The gray wolf is North America's only native wolf species, a new study concludes, overturning common understanding – and government conservation classification – of America's fabled moon-howlers.
Eastern and red wolves are actually the not-so-distant descendants of gray wolves and coyotes, rather than their own species, according to a Princeton-UCLA study published in Science Advances Wednesday. The scientists behind the research are calling for the US Fish and Wildlife Service to rethink its plan to delist the gray wolf as an endangered species this fall and to consider instead expanding its protection to hybrid species, which currently fall outside of the realm of government protection.
The research is being used as evidence by scientists who want the Endangered Species Act, which currently extends its financial and promotional punch only to pure species, extended to the offspring of cross-species mating.
“What’s very exciting about this paper is that it’s using extremely powerful tools to address longstanding, challenging questions in conservation,” Ryan Kovach, a research wildlife biologist at the United States Geological Survey who was not involved in the new study, told The New York Times.
Loss of habitat, conflicts with ranchers, and widespread hunting nearly wiped gray wolves out of the United States by the early 1900s. They gained protected status under the Endangered Species Act in 1973, but the US Fish and Wildlife Service's recognition of the eastern wolf as a separate species in 2013 prompted reconsideration of this status.
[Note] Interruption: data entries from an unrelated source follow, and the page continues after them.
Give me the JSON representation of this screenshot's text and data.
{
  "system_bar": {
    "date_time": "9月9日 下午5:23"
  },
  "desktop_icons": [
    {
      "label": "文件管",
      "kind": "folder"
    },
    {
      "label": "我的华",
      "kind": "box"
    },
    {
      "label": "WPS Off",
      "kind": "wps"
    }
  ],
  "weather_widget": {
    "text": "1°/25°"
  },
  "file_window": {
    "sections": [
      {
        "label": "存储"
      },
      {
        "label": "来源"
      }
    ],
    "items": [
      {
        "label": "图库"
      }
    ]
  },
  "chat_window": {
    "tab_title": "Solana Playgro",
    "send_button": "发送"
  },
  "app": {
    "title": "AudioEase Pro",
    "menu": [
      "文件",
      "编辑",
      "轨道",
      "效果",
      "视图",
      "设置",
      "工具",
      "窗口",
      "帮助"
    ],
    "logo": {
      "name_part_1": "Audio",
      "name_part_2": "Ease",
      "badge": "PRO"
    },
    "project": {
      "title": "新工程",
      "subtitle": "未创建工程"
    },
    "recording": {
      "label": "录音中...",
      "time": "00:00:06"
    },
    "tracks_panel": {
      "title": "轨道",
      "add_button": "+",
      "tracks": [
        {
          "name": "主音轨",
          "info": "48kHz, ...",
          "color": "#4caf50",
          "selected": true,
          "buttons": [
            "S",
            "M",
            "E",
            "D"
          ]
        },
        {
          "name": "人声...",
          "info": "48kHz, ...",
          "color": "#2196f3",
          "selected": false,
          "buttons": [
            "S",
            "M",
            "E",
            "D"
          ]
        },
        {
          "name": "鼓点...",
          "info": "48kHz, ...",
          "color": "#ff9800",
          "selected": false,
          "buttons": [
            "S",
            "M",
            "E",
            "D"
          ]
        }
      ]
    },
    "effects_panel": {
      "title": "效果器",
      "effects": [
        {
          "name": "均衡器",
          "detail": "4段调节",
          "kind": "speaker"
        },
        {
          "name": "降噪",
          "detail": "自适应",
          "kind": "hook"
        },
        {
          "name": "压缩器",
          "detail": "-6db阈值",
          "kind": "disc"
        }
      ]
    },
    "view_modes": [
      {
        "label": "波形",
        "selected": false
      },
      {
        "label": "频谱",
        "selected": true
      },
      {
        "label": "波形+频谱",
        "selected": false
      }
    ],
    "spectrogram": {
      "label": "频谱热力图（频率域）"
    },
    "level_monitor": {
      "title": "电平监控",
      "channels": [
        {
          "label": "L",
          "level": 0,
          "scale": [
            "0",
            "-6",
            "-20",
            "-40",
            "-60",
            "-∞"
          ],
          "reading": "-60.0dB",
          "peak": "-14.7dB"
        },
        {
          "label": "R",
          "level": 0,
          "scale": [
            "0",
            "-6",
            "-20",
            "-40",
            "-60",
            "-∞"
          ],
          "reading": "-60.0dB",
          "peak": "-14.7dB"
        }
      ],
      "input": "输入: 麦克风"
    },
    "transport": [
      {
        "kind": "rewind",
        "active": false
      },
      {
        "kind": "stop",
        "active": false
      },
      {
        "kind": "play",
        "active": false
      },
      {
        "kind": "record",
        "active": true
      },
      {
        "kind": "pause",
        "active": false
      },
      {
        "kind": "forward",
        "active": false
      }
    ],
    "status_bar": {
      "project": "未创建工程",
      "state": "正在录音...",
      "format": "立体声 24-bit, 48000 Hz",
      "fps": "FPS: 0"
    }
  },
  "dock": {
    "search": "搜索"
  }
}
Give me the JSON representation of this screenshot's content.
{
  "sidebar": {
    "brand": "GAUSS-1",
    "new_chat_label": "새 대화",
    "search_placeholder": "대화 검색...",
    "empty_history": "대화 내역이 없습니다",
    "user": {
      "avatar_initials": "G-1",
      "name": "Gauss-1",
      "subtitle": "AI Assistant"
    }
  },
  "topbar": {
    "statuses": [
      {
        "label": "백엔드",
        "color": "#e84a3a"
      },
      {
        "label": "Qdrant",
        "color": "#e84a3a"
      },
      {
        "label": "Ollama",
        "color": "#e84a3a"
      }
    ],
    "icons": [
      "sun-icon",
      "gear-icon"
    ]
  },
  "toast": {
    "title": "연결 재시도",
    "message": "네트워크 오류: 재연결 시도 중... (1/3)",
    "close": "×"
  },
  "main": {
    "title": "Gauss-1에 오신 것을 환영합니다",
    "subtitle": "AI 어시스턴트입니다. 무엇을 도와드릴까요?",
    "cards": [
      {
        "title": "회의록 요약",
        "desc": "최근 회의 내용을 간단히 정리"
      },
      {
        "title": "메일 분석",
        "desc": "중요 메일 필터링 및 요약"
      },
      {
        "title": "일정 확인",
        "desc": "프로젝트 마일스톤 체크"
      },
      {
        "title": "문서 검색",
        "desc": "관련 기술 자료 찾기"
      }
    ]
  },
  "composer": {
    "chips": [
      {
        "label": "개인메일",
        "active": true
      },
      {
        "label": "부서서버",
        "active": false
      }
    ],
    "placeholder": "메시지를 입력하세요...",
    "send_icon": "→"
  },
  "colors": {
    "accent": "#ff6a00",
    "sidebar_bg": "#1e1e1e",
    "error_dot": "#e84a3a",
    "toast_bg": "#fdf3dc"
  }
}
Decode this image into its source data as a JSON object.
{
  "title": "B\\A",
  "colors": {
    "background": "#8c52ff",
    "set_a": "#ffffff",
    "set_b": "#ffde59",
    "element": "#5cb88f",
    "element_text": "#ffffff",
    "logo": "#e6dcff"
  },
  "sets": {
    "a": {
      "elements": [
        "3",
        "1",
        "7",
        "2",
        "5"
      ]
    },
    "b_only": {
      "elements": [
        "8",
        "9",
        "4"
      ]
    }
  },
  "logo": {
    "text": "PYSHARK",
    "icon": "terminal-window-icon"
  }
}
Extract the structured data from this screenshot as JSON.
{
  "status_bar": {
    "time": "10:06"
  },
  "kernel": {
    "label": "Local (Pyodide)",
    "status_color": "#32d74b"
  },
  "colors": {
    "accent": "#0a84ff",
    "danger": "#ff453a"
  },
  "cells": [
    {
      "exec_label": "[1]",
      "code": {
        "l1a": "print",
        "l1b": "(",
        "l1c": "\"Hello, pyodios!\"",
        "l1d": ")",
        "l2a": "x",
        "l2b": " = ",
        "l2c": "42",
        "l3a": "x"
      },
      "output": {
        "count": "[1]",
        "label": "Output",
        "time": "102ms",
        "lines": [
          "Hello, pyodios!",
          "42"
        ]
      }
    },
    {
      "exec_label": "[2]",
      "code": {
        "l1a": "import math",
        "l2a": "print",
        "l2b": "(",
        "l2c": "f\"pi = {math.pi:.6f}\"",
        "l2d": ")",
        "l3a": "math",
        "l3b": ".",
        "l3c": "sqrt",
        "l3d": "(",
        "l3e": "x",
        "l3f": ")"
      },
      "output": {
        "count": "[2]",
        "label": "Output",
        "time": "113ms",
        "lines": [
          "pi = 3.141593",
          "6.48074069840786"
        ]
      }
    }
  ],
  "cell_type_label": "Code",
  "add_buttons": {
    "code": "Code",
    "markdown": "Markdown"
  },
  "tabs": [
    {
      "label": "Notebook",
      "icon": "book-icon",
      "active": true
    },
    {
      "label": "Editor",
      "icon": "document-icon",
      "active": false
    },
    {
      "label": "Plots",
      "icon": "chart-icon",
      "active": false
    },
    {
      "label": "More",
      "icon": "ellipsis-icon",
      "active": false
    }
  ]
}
If eastern wolves, rather than gray wolves, were the original predators to prowl America's east, then the phenomenon of the gray wolf exceeding its population recovery goals in the Western United States would be enough to take the wolf off the list.
Conservationists blocked this plan at the time, as the Times reported, and the new research suggests that the science behind the move to de-list was incorrect.
In their new study, researchers analyzed the complete genomes of 12 pure gray wolves (from regions without any coyotes), three pure coyotes (from regions without any gray wolves), 6 eastern wolves, and 3 red wolves. The results showed that eastern wolves are about 75 percent gray wolf and 25 percent coyote, while red wolves are about 25 percent gray wolf and 75 percent coyote – with almost no unique genetic material of their own.
Robert Wayne, an evolutionary biologist at UCLA and senior author on the study, told Los Angeles Times that coyotes began interbreeding with the gray wolf population in the Great Lakes area in the 1920s, and the mix resulted in the eastern wolf. And a few hundred years earlier, coyotes and gray wolves began to mate in the American South, giving rise to the red wolf.
Thought to be a distinct species, red wolves have benefited from protected status and millions of dollars spent on recovery programs – rebounding from complete extinction in the wild. But if they truly lack independent ancestry, as the new research suggests, they'll fall outside the US Endangered Species Act, which makes no mention of hybrids.
When the Endangered Species Act was adopted in the 1970s, biologists thought that inter-breeding among species was rare and led to unhealthy hybrids, but they now believe the opposite. Robert Wayne, a UCLA professor of evolutionary biology and senior author of the study argued in a press release that the Endangered Species Act should include some hybrids.
[Editor's note: This article has been corrected to reflect that Eastern and red wolves were descendants rather than ancestors of gray wolves and coyotes.]